To have the most success while fishing this month, don't go out
on the lake until the current comes on, which Thompson says usually
occurs at Lake Eufaula from 11:00 a.m. until dark. If you're fishing
at Eufaula, your catch probably will be one-third largemouth and
spotted bass and two-thirds hybrid bass.
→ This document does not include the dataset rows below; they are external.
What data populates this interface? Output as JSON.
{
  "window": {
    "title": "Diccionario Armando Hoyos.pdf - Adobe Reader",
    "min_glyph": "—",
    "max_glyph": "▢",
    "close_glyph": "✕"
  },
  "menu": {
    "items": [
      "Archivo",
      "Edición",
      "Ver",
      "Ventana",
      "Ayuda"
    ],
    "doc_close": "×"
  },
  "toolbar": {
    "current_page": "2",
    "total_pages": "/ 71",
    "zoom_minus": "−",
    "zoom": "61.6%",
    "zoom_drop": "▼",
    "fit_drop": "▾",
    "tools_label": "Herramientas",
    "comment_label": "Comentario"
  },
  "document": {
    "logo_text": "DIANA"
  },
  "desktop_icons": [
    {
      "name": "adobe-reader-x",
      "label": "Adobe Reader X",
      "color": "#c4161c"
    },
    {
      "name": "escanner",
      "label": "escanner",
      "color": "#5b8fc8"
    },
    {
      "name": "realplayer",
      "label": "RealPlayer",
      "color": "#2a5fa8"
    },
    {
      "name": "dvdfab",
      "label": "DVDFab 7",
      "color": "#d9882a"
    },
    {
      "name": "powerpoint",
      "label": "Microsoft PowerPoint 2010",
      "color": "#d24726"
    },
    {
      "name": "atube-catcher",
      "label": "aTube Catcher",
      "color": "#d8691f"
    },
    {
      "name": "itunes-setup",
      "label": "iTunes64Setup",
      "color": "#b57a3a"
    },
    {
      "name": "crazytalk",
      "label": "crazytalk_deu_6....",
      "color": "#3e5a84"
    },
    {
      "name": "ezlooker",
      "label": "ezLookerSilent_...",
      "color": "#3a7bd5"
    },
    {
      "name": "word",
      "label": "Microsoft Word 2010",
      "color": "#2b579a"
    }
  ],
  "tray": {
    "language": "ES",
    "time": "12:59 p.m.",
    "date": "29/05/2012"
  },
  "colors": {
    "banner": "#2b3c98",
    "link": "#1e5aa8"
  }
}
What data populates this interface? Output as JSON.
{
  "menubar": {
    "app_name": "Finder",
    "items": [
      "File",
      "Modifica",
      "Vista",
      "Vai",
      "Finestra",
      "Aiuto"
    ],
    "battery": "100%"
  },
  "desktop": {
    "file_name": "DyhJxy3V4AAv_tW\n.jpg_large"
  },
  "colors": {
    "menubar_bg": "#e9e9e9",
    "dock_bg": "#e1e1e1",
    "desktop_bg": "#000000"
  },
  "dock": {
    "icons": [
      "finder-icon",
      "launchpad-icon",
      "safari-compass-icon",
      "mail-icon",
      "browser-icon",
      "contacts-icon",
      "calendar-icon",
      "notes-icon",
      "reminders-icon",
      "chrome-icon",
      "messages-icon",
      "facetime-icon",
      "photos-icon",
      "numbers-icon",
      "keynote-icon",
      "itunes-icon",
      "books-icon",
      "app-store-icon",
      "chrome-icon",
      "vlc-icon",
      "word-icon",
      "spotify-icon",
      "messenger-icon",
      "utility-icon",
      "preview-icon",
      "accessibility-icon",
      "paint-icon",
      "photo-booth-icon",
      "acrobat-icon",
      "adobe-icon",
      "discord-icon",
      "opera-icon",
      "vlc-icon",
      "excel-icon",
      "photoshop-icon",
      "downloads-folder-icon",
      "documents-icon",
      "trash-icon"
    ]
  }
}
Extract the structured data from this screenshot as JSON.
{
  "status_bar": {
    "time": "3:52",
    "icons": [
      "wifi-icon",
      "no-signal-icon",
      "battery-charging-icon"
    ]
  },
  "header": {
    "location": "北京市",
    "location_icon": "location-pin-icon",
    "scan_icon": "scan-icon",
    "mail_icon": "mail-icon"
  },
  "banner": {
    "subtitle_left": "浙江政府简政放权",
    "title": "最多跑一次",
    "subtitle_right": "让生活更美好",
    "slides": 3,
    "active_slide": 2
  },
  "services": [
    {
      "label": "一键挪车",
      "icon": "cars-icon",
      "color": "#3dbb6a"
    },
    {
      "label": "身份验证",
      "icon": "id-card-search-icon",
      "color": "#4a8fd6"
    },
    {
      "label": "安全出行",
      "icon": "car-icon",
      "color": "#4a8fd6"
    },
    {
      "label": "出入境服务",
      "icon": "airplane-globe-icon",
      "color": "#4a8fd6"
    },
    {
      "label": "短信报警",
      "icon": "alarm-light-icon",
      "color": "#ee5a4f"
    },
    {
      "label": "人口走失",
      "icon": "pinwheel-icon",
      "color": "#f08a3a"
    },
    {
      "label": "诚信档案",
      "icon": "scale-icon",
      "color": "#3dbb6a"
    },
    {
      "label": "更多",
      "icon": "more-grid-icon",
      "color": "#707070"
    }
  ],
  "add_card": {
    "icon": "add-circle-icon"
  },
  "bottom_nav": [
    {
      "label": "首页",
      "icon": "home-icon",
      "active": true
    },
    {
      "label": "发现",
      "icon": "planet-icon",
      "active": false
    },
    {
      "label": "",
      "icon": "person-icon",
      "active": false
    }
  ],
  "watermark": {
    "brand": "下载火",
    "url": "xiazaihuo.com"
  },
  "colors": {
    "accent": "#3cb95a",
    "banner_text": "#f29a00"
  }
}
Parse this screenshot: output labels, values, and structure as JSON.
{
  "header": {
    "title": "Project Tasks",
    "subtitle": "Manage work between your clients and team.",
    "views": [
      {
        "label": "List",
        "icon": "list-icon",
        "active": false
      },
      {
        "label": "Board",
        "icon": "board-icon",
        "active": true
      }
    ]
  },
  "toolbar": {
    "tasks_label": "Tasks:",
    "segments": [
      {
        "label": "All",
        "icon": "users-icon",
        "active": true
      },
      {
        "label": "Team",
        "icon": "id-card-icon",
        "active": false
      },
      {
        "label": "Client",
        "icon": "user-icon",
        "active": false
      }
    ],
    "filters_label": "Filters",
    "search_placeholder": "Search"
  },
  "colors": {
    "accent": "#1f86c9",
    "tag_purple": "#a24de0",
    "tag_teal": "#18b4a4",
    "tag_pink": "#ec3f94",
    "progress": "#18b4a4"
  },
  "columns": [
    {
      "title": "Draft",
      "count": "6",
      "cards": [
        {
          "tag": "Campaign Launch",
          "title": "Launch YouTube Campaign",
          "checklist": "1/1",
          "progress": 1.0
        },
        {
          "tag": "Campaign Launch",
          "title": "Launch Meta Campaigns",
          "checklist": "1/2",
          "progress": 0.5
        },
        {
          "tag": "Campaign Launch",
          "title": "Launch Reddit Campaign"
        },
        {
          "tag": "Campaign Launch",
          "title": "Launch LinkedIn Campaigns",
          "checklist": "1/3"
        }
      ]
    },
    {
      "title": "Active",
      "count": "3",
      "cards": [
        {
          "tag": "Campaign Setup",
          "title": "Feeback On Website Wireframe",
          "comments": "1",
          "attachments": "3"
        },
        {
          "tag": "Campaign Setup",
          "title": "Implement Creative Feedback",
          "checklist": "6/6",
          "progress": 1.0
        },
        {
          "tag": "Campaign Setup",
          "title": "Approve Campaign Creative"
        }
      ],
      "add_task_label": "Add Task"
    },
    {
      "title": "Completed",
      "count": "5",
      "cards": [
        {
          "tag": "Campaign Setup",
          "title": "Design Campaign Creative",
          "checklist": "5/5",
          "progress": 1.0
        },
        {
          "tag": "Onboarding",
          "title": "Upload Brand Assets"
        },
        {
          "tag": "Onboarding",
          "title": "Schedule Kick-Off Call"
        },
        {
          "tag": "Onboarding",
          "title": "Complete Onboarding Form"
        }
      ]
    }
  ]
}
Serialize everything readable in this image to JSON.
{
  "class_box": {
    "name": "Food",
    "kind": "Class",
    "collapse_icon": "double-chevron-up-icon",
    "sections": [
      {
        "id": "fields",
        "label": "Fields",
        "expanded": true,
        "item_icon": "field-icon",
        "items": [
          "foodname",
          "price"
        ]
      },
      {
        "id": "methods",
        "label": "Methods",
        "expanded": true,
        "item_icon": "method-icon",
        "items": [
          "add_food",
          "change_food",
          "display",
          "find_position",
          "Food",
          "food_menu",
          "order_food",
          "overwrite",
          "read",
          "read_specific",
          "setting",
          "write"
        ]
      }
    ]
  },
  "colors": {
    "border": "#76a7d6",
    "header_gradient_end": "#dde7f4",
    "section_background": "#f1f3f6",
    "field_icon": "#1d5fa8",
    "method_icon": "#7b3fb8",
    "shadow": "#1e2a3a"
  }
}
Hybrids have a limit of
six fish over 16 inches and 30 fish under 16 inches.
"For people who enjoy eating fish, hybrid bass is hard to
beat," Thompson says. "Our biggest problem is catching
little hybrids, however, the lake seems to be full of the big ones.
You can have some exciting catch-and-release right now."
Late in the afternoon, just before dark, the largemouths and the
hybrids start pushing the schools of shad toward the surface, and
that's when the top-water action really heats up, which makes finding
the schools of fish much easier.
Right now you can catch crappie at Eufaula, mainly at night, but
as the water cools down, daytime crappie fishing will pick up. If
you've hoped the hot weather will end, the lakes will cool down,
bass fishing will pick up, and you're looking for some string-stretching,
drag-squealing, exciting fall fishing action, you'll enjoy Lake
Eufaula on the Alabama/Georgia border now.